The issue of protein dynamics has direct relevance to drug design. It is now clear that the dynamics of proteins affect the kinetics and thermodynamics of drug binding. This has made drug design and modeling particularly challenging as protein dynamics are complex and until now difficult to characterize. All these considerations are true even when just considering classical drug design where drugs are targeted to a protein’s active sight.  However, researchers now recognize a whole new class of so-called “allosteric drugs”; these drugs bind away from the active and exert their control at a distance. This leads to a general question:  How does ligand binding affect a protein throughout its entire structure? What is the physical basis for propagation of a binding event to distal regions of the protein? We are now pursuing these questions as a means to aid the a deeper understanding of target molecules (proteins) which will facilitate the development of allosteric drugs.  Our research will also have direct relevance to protein design and engineering, especially in the case of proteins designed to be drugs themselves.

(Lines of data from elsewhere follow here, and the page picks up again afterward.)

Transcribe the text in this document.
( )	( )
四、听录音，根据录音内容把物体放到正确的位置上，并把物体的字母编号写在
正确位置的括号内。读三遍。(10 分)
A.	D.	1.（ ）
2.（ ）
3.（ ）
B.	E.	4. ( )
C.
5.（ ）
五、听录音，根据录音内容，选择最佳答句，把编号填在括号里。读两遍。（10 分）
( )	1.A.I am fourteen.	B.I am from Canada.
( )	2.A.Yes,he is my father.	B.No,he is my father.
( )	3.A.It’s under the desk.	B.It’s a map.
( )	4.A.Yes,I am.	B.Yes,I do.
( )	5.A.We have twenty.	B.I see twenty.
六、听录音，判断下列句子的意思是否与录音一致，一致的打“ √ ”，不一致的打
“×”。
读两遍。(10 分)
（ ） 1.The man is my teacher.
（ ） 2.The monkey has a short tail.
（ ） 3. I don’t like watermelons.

The research in my laboratory is directed at the relationship between protein structure and dynamics and how these respond to perturbations such as binding (natural ligands or drugs) and mutation (evolution). NMR spectroscopy is an experimental tool uniquely suited to study both structure and dynamics in proteins and other biological macromolecules. A major advantage of NMR is that spectroscopic probes are distributed uniformly throughout the biomolecule, such as NH or CH atom pairs, providing large amounts of molecular information. We complement our experimental studies with molecular dynamics simulations, explicit simulation of protein, ligand, and solvent that evolve under an atomic-level force-field. This is done in collaboration with Jan Hermans in the Dept. of Biochemistry.

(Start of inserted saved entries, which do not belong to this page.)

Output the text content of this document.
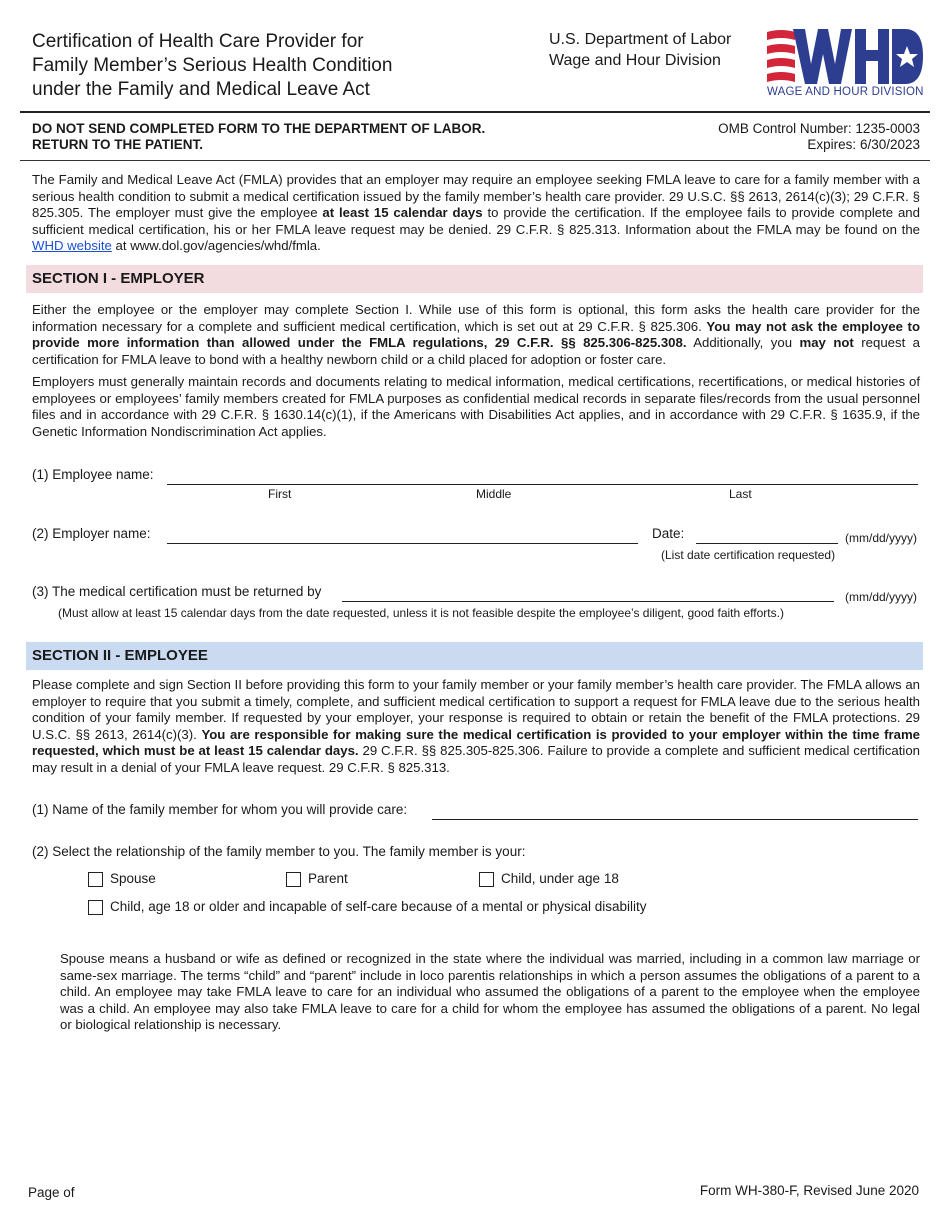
Certification of Health Care Provider for
Family Member’s Serious Health Condition
under the Family and Medical Leave Act
U.S. Department of Labor
Wage and Hour Division
WAGE AND HOUR DIVISION
DO NOT SEND COMPLETED FORM TO THE DEPARTMENT OF LABOR.
RETURN TO THE PATIENT.
OMB Control Number: 1235-0003
Expires: 6/30/2023
The Family and Medical Leave Act (FMLA) provides that an employer may require an employee seeking FMLA leave to care for a family member with a serious health condition to submit a medical certification issued by the family member’s health care provider. 29 U.S.C. §§ 2613, 2614(c)(3); 29 C.F.R. § 825.305. The employer must give the employee at least 15 calendar days to provide the certification. If the employee fails to provide complete and sufficient medical certification, his or her FMLA leave request may be denied. 29 C.F.R. § 825.313. Information about the FMLA may be found on the WHD website at www.dol.gov/agencies/whd/fmla.
SECTION I - EMPLOYER
Either the employee or the employer may complete Section I. While use of this form is optional, this form asks the health care provider for the information necessary for a complete and sufficient medical certification, which is set out at 29 C.F.R. § 825.306. You may not ask the employee to provide more information than allowed under the FMLA regulations, 29 C.F.R. §§ 825.306-825.308. Additionally, you may not request a certification for FMLA leave to bond with a healthy newborn child or a child placed for adoption or foster care.
Employers must generally maintain records and documents relating to medical information, medical certifications, recertifications, or medical histories of employees or employees’ family members created for FMLA purposes as confidential medical records in separate files/records from the usual personnel files and in accordance with 29 C.F.R. § 1630.14(c)(1), if the Americans with Disabilities Act applies, and in accordance with 29 C.F.R. § 1635.9, if the Genetic Information Nondiscrimination Act applies.
(1) Employee name:
First	Middle	Last
(2) Employer name:	Date:	(mm/dd/yyyy)
(List date certification requested)
(3) The medical certification must be returned by	(mm/dd/yyyy)
(Must allow at least 15 calendar days from the date requested, unless it is not feasible despite the employee’s diligent, good faith efforts.)
SECTION II - EMPLOYEE
Please complete and sign Section II before providing this form to your family member or your family member’s health care provider. The FMLA allows an employer to require that you submit a timely, complete, and sufficient medical certification to support a request for FMLA leave due to the serious health condition of your family member. If requested by your employer, your response is required to obtain or retain the benefit of the FMLA protections. 29 U.S.C. §§ 2613, 2614(c)(3). You are responsible for making sure the medical certification is provided to your employer within the time frame requested, which must be at least 15 calendar days. 29 C.F.R. §§ 825.305-825.306. Failure to provide a complete and sufficient medical certification may result in a denial of your FMLA leave request. 29 C.F.R. § 825.313.
(1) Name of the family member for whom you will provide care:
(2) Select the relationship of the family member to you. The family member is your:
Spouse	Parent	Child, under age 18
Child, age 18 or older and incapable of self-care because of a mental or physical disability
Spouse means a husband or wife as defined or recognized in the state where the individual was married, including in a common law marriage or same-sex marriage. The terms “child” and “parent” include in loco parentis relationships in which a person assumes the obligations of a parent to a child. An employee may take FMLA leave to care for an individual who assumed the obligations of a parent to the employee when the employee was a child. An employee may also take FMLA leave to care for a child for whom the employee has assumed the obligations of a parent. No legal or biological relationship is necessary.
Page of	Form WH-380-F, Revised June 2020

Research projects in the lab fall into two main categories:

(1)  The first is concerned with the biophysical nature of dynamic motions in enzymes and other proteins.  Even though dynamics are prevalent in all proteins, very little is known about dynamics when compared to the existing body of structural knowledge. Knowledge of the “moving parts” are likely to add considerable insight into phenomena such as catalysis, cooperativity, and allostery.  We are using 15N, 13C, and 2H NMR spin relaxation methods to monitor and characterize motions on the ps-ns timescale in enzymes and protein-ligand complexes.  We have begun our studies on a model globular protein, eglin c, a serine protease inhibitor, to test our methodology and answer general questions about motions in globular proteins. We are also working on several PDZ (PSD95 - Discs Large - ZO-1) domains, which are protein-protein recognition motifs found in signal transduction and synaptic complexes. The site-specific information obtained from NMR will gain value when coupled with traditional thermodynamic and kinetic information obtained through other biophysical measurements (CD, calorimetry, stopped-flow fluorescence, etc.), including MD simulations.

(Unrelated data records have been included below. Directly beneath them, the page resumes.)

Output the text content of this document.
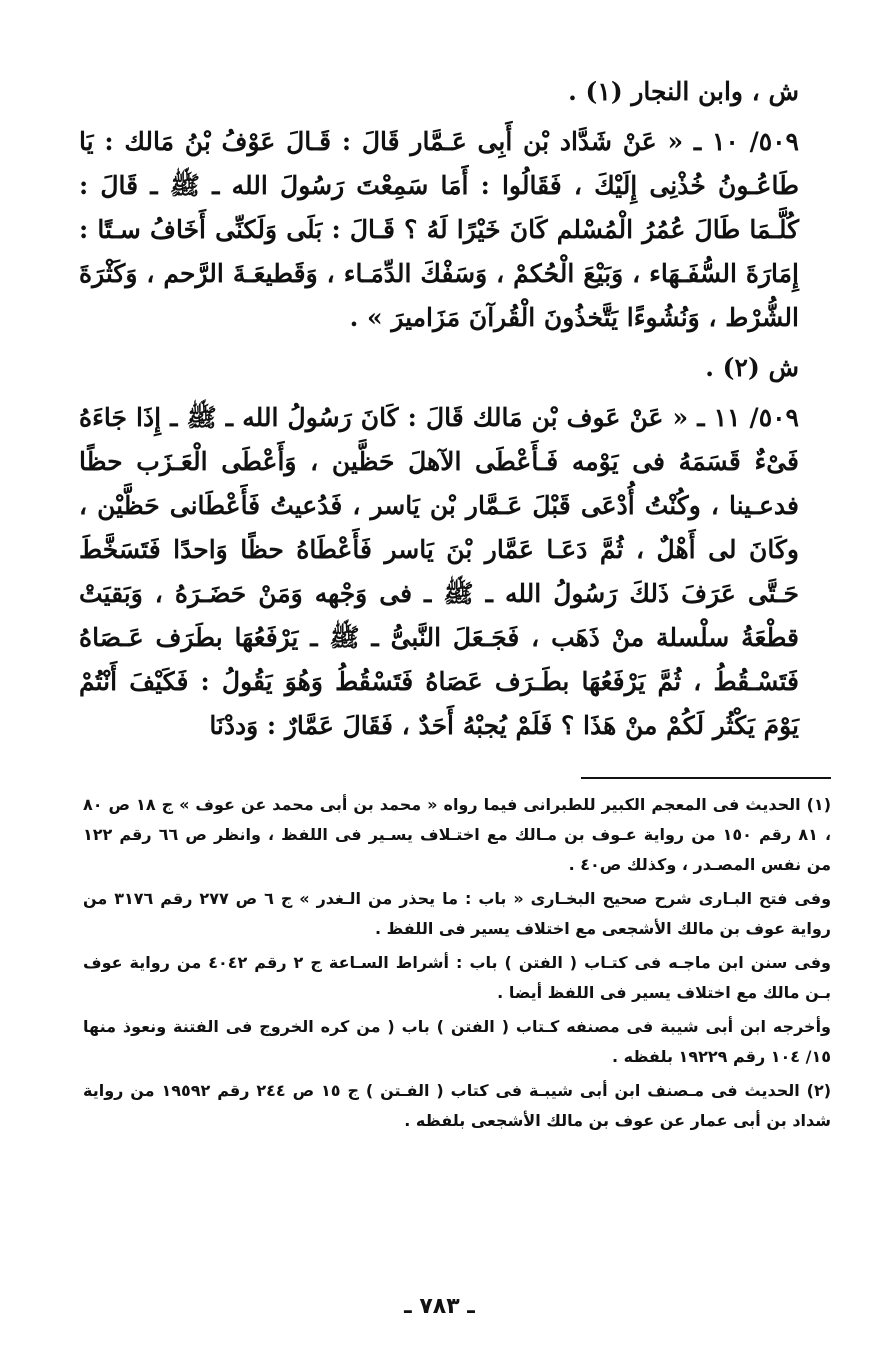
ش ، وابن النجار (١) .

٥٠٩/ ١٠ ـ « عَنْ شَدَّاد بْن أَبِى عَـمَّار قَالَ : قَـالَ عَوْفُ بْنُ مَالك : يَا طَاعُـونُ خُذْنِى إِلَيْكَ ، فَقَالُوا : أَمَا سَمِعْتَ رَسُولَ الله ـ ﷺ ـ قَالَ : كُلَّـمَا طَالَ عُمُرُ الْمُسْلم كَانَ خَيْرًا لَهُ ؟ قَـالَ : بَلَى وَلَكنِّى أَخَافُ سـتًا : إِمَارَةَ السُّفَـهَاء ، وَبَيْعَ الْحُكمْ ، وَسَفْكَ الدِّمَـاء ، وَقَطيعَـةَ الرَّحم ، وَكَثْرَةَ الشُّرْط ، وَنُشُوءًا يَتَّخذُونَ الْقُرآنَ مَزَاميرَ » .

ش (٢) .

٥٠٩/ ١١ ـ « عَنْ عَوف بْن مَالك قَالَ : كَانَ رَسُولُ الله ـ ﷺ ـ إِذَا جَاءَهُ فَىْءٌ قَسَمَهُ فى يَوْمه فَـأَعْطَى الآهلَ حَظَّين ، وَأَعْطَى الْعَـزَب حظًا فدعـينا ، وكُنْتُ أُدْعَى قَبْلَ عَـمَّار بْن يَاسر ، فَدُعيتُ فَأَعْطَانى حَظَّيْن ، وكَانَ لى أَهْلٌ ، ثُمَّ دَعَـا عَمَّار بْنَ يَاسر فَأَعْطَاهُ حظًا وَاحدًا فَتَسَخَّطَ حَـتَّى عَرَفَ ذَلكَ رَسُولُ الله ـ ﷺ ـ فى وَجْهه وَمَنْ حَضَـرَهُ ، وَبَقيَتْ قطْعَةُ سلْسلة منْ ذَهَب ، فَجَـعَلَ النَّبىُّ ـ ﷺ ـ يَرْفَعُهَا بطَرَف عَـصَاهُ فَتَسْـقُطُ ، ثُمَّ يَرْفَعُهَا بطَـرَف عَصَاهُ فَتَسْقُطُ وَهُوَ يَقُولُ : فَكَيْفَ أَنْتُمْ يَوْمَ يَكْثُر لَكُمْ منْ هَذَا ؟ فَلَمْ يُجبْهُ أَحَدٌ ، فَقَالَ عَمَّارٌ : وَددْنَا

(١) الحديث فى المعجم الكبير للطبرانى فيما رواه « محمد بن أبى محمد عن عوف » ج ١٨ ص ٨٠ ، ٨١ رقم ١٥٠ من رواية عـوف بن مـالك مع اختـلاف يسـير فى اللفظ ، وانظر ص ٦٦ رقم ١٢٢ من نفس المصـدر ، وكذلك ص٤٠ .

وفى فتح البـارى شرح صحيح البخـارى « باب : ما يحذر من الـغدر » ج ٦ ص ٢٧٧ رقم ٣١٧٦ من رواية عوف بن مالك الأشجعى مع اختلاف يسير فى اللفظ .

وفى سنن ابن ماجـه فى كتـاب ( الفتن ) باب : أشراط السـاعة ج ٢ رقم ٤٠٤٢ من رواية عوف بـن مالك مع اختلاف يسير فى اللفظ أيضا .

وأخرجه ابن أبى شيبة فى مصنفه كـتاب ( الفتن ) باب ( من كره الخروج فى الفتنة ونعوذ منها ١٥/ ١٠٤ رقم ١٩٢٢٩ بلفظه .

(٢) الحديث فى مـصنف ابن أبى شيبـة فى كتاب ( الفـتن ) ج ١٥ ص ٢٤٤ رقم ١٩٥٩٢ من رواية شداد بن أبى عمار عن عوف بن مالك الأشجعى بلفظه .

ـ ٧٨٣ ـ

(2)  The second area of research is aimed at characterizing the structure and dynamics of proteins involved in DNA repair. Maintaining the integrity of genetic information is a high priority in the cell, as DNA damage is brought about by external insults and internally programmed cell biochemistry. DNA lesions not repaired accurately and expeditiously can leave mutations or deletions that become permanently integrated into the genome; in unfavorable cases this can lead to an inheritable predisposition to cancer. Therefore, genomic stability depends critically upon the protein components of the DNA repair machinery and associated signaling. As these components are identified, their structural biology will provide valuable details of the mechanisms of genome maintenance and cancer prevention.

Andrew Lee obtained his initial training in physical chemistry at Pomona College. As a graduate student of Dr. David E. Wemmer in biophysical chemistry at UC Berkeley, he focused on heteronuclear, multidimensional NMR spectroscopy as a method for structure determination of protein-RNA complexes. His postdoctoral work with Dr. A. Joshua Wand (University of Pennsylvania) yielded a series of studies which employed NMR relaxation measurements to probe the role of motional dynamics in protein stability and molecular recognition.